Who hasn’t heard statements like those many times over the course of a lifetime? It’s enough to make you think that the world of the past was this Normal Rockwell-esque type place where prices were reasonable, children and teens respected their elders and professionals, like optometrists and ophthalmologists, were revered for their knowledge.
Not so fast.
In the good old days of the 1950’s, for example, life expectancy was only 68 years (in 2015 it is 78 years) and diseases like tuberculosis, syphilis, whooping cough, and measles were still major killers of both children and adults. What about eye conditions? If someone had glaucoma or cataracts in those days, the best a doctor could do was to tell a patient to get his or her affairs in order while vision was still functional.

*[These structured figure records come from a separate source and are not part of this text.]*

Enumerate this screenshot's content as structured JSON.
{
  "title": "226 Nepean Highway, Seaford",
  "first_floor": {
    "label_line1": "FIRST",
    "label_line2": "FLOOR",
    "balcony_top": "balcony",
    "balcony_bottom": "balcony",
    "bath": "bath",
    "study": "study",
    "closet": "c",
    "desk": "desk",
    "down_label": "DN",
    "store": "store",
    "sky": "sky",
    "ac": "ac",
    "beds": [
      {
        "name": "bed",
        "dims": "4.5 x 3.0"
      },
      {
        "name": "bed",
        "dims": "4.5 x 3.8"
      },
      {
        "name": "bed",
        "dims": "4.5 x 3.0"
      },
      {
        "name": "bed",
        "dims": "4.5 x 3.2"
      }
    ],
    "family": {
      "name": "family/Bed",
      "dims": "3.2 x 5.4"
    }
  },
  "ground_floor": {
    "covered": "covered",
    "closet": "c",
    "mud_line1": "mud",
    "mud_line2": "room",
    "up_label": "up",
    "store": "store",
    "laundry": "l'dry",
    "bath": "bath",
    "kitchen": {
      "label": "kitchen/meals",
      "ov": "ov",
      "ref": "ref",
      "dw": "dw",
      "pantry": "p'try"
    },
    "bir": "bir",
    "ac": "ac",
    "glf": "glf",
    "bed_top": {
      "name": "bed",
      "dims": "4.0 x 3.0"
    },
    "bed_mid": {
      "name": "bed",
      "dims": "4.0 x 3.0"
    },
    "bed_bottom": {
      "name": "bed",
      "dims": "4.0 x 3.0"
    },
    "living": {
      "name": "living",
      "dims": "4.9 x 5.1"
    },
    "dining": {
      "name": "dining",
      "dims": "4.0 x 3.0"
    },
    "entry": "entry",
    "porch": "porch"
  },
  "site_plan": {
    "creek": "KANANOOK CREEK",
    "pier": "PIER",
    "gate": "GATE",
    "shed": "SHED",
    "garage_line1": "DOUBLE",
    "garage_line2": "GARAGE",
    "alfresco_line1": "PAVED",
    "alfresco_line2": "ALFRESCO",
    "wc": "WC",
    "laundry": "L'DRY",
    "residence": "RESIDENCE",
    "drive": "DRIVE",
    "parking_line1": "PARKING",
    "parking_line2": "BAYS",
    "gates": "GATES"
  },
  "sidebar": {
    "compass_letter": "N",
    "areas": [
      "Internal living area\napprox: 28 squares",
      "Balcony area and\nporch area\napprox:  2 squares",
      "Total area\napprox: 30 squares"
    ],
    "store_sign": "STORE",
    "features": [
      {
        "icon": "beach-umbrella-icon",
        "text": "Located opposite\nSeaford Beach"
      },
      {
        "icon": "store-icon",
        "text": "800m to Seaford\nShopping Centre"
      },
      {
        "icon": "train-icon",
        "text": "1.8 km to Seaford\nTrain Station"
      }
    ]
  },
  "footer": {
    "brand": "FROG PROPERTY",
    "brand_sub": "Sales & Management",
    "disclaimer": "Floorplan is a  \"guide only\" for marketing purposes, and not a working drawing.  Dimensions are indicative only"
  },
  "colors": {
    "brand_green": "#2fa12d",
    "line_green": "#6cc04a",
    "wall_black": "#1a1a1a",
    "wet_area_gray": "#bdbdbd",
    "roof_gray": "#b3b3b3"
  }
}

So when you hear an older colleague talk about how great things were in the past, consider these things:
It’s Optometry and Ophthalmology, not Optometry versus Ophthalmology
Optometrists and ophthalmologists now work together to manage the care of patients with eye diseases, such as glaucoma or cataracts. In addition, thanks to the work of the previous generation of optometrists, they can now prescribe medicines, treat patients with concussion related vision issues and help patients with low vision function, thanks to advanced vision aids. Today, optometrists and ophthalmologists work together to deliver the best care to the patient.
Serving a Greater Number of Patients
Due to the Affordable Care Act (ACA), more people have health insurance, so more of them will get eye care. That means more opportunities to refer patients to other eye care professionals and have patients referred to you. Also, there are greater opportunities for patients to refer their friends and family to you. Some of them will need more than just glasses. Some will need treatment of ocular allergies or dry eye, while some want to make the switch from spectacles to contacts. All of this means more opportunities to provide full scope practice and increase revenue.
Since optometrists are no longer just the folks doing refraction, many choose to focus on patient care and expand their clinical or scientific knowledge. The day to day of managing a practice is less of a distraction. This means that time is freed up for working in academia, doing research, co-managing a patient with an ophthalmologist, or any combination of these. An optometrist has choices today that he or she didn’t have in years past. More choices leads to more treatment and functionality options. Since both optometrists and the patients aren’t stuck with just 1 or 2, both benefit.